Bree has recovered from Warren’s attack, but Conroy hasn’t been so lucky. The lump on his head is shrinking slowly and his eyes are no longer uneven and out of focus, but there’s damage we can’t see. He doesn’t remember the incident at all, and he lost a few days before that, too. He has trouble recalling things now – if you ask him to do something, he’ll go off to do it, but when he’s finished, he sometimes forgets who asked him. Sometimes he forgets what he was supposd to do when he gets to his destination.

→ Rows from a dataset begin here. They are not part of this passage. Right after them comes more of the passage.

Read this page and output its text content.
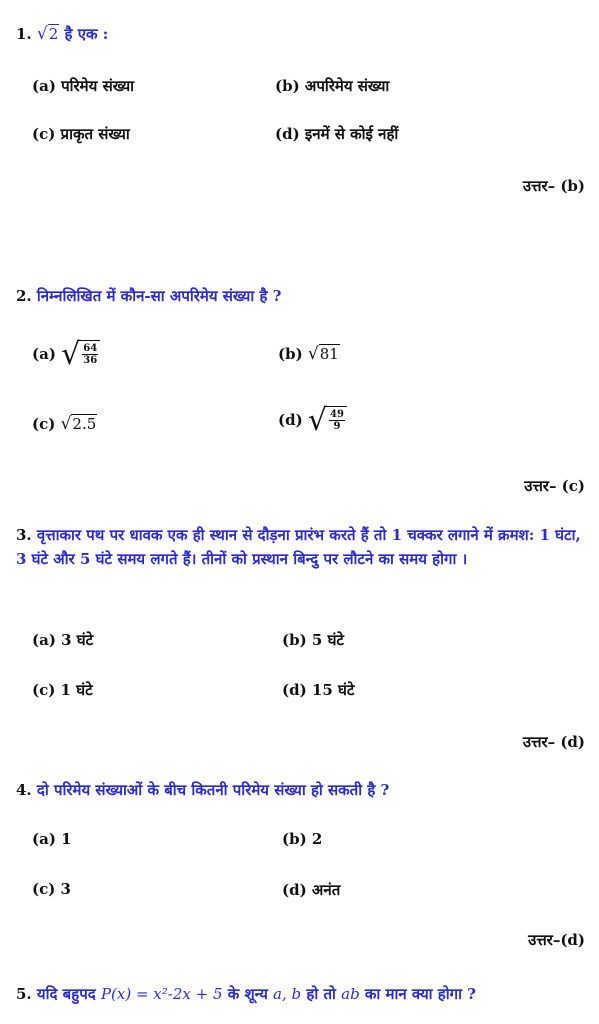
1. √2 है एक :
(a) परिमेय संख्या	(b) अपरिमेय संख्या
(c) प्राकृत संख्या	(d) इनमें से कोई नहीं
उत्तर– (b)
2. निम्नलिखित में कौन-सा अपरिमेय संख्या है ?
(a) √ $\frac{64}{36}$	(b) √81
(c) √2.5	(d) √ $\frac{49}{9}$
उत्तर– (c)
3. वृत्ताकार पथ पर धावक एक ही स्थान से दौड़ना प्रारंभ करते हैं तो 1 चक्कर लगाने में क्रमश: 1 घंटा, 3 घंटे और 5 घंटे समय लगते हैं। तीनों को प्रस्थान बिन्दु पर लौटने का समय होगा ।
(a) 3 घंटे	(b) 5 घंटे
(c) 1 घंटे	(d) 15 घंटे
उत्तर– (d)
4. दो परिमेय संख्याओं के बीच कितनी परिमेय संख्या हो सकती है ?
(a) 1	(b) 2
(c) 3	(d) अनंत
उत्तर–(d)
5. यदि बहुपद P(x) = x²-2x + 5 के शून्य a, b हो तो ab का मान क्या होगा ?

As far as I know, the doctor hasn’t put a label on it. Conroy is keeping to himself about it; I think he forgets more than he lets on. He’s scared to admit what’s really going on inside that skull of his and I don’t blame him: he’s lost something fundamental and he doesn’t know if he’ll get it back.

I don’t know anything about this kind of thing: all I know is that it’s complicated and no-one really understands it fully. Maybe it’s possible for him to heal. Maybe all he needs is time. Hopefully we can give him that much.

In the meantime, Kostoya is keeping a close eye on him. The biochemist is always nearby, chivvying Conroy on in his work, asking questions and wondering if he’s done yet. His questions are layered with reminders about what they’re doing; I’m not sure, but I think he’s doing it on purpose. If Conroy has noticed, he hasn’t said anything.

Maybe if no-one mentions it, they can carry on as if nothing has truly changed. As solutions go, that one’s pretty painless for everyone involved.

I wish there were more solutions like that for us. ‘Painless’ isn’t a word that I have had much chance to throw around. We make it work whatever way we can, and I guess that’s what matters.